Mom-and-pop economic development
Boosting unbanked immigrant entrepreneurs in Lawrence
JOSE ROSARIO CAN barely walk a step without pointing to some of the changes he’s made since becoming the owner of Universal Auto Repair in Lawrence. There are the four new vehicle lifts; the diagnostic computers; the uniforms for his staff, complete with name tags; the fresh coat of interior paint; the break room for his employees; and the waiting area for his customers.
“If this garage is mine, I’m going to make my people comfortable,” says Rosario, who has worked on cars since he was a little boy in the Dominican Republic. He immigrated to the United States in the early 1990s, and worked for dealerships in the New York City area before settling in Lawrence.
It was only about a year ago that he was working as a mechanic at this very garage, chafing under a boss who, in Rosario’s view, mistreated his customers and employees, who ran the place like a “Mickey Mouse business,” keeping shoddy records while trying to avoid taxes.
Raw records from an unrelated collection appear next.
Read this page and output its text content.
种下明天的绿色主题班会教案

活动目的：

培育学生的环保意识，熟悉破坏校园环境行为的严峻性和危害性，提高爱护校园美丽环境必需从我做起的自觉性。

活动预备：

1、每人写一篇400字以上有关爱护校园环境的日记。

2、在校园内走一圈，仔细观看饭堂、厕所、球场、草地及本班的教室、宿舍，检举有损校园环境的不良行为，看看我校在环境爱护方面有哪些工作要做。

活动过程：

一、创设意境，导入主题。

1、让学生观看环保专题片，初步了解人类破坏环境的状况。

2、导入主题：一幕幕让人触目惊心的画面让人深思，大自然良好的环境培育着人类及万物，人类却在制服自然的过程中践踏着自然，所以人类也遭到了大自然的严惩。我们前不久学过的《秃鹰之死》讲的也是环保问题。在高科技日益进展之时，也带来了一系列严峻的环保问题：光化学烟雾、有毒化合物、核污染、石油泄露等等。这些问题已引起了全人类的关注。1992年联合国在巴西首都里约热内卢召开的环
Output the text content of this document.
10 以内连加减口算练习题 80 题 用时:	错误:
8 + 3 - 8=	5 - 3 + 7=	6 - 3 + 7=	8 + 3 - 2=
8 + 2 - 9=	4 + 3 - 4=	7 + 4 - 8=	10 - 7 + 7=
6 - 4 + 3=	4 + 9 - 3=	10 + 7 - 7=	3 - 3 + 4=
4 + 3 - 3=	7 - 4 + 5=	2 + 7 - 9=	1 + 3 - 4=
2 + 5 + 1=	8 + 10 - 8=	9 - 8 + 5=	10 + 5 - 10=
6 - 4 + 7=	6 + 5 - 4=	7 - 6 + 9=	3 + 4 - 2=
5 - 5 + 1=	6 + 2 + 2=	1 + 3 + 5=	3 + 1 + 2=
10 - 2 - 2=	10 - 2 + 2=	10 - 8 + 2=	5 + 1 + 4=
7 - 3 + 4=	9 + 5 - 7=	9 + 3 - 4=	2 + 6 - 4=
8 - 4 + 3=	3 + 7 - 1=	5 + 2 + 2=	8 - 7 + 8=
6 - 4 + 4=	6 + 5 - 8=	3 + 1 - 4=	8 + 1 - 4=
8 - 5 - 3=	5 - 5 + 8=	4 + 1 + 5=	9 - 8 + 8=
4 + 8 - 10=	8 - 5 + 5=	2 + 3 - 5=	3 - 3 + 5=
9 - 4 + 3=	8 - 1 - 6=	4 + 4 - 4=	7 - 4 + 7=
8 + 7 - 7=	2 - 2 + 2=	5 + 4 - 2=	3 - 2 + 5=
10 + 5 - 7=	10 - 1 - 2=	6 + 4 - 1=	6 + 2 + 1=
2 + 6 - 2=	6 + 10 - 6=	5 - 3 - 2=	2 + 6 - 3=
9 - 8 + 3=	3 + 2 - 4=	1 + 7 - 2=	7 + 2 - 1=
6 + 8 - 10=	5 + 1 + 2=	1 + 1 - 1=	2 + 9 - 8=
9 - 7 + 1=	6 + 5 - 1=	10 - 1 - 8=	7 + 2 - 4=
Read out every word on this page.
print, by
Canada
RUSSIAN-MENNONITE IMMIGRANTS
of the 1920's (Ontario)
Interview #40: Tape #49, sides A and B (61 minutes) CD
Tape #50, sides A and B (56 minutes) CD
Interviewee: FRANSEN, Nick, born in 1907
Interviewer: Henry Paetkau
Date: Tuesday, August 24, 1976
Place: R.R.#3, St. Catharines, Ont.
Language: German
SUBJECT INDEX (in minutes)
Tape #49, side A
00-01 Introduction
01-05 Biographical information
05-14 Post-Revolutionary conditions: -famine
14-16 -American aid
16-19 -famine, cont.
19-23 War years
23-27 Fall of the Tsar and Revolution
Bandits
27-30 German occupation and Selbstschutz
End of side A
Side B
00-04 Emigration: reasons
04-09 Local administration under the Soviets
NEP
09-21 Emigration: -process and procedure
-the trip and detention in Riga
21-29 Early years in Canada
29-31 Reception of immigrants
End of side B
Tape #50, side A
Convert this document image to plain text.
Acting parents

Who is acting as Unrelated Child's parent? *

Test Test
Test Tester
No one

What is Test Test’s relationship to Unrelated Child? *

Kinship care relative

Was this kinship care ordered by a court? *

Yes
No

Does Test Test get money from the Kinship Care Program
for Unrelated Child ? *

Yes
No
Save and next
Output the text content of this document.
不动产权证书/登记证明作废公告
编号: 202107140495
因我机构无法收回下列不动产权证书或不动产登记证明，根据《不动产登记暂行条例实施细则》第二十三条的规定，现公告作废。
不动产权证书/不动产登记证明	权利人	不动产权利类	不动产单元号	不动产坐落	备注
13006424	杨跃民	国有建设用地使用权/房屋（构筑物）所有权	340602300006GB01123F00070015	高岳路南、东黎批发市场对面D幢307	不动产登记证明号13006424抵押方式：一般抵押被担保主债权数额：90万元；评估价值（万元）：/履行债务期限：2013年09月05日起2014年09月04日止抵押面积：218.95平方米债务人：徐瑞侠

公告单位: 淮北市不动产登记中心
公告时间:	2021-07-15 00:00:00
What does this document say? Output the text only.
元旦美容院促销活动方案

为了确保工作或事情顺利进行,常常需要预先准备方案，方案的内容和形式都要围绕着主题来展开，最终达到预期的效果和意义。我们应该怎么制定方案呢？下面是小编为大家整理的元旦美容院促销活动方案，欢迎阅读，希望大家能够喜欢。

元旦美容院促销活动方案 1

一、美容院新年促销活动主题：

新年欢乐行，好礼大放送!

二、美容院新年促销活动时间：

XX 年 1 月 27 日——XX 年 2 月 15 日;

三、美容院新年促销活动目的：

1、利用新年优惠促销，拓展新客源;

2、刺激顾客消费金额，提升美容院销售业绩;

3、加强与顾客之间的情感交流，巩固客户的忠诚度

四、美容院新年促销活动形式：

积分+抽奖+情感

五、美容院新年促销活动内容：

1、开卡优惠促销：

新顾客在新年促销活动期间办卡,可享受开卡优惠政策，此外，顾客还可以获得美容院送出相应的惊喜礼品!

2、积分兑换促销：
When the owner’s health took a turn and he wanted to sell the garage, Rosario saw an opportunity to finally realize his dream of owning his own shop. But even then, the prospects were dim because Rosario couldn’t find a bank willing to give him a loan, in large part because the balance sheets of the business were so sketchy.Then along came a new program called the Lawrence Venture Fund, a loan pool for local entrepreneurs. With the fund’s help, Rosario was able to purchase and overhaul the business. The feat was all the more remarkable when one considers the source of funds: a group of staid, venerable New England banks.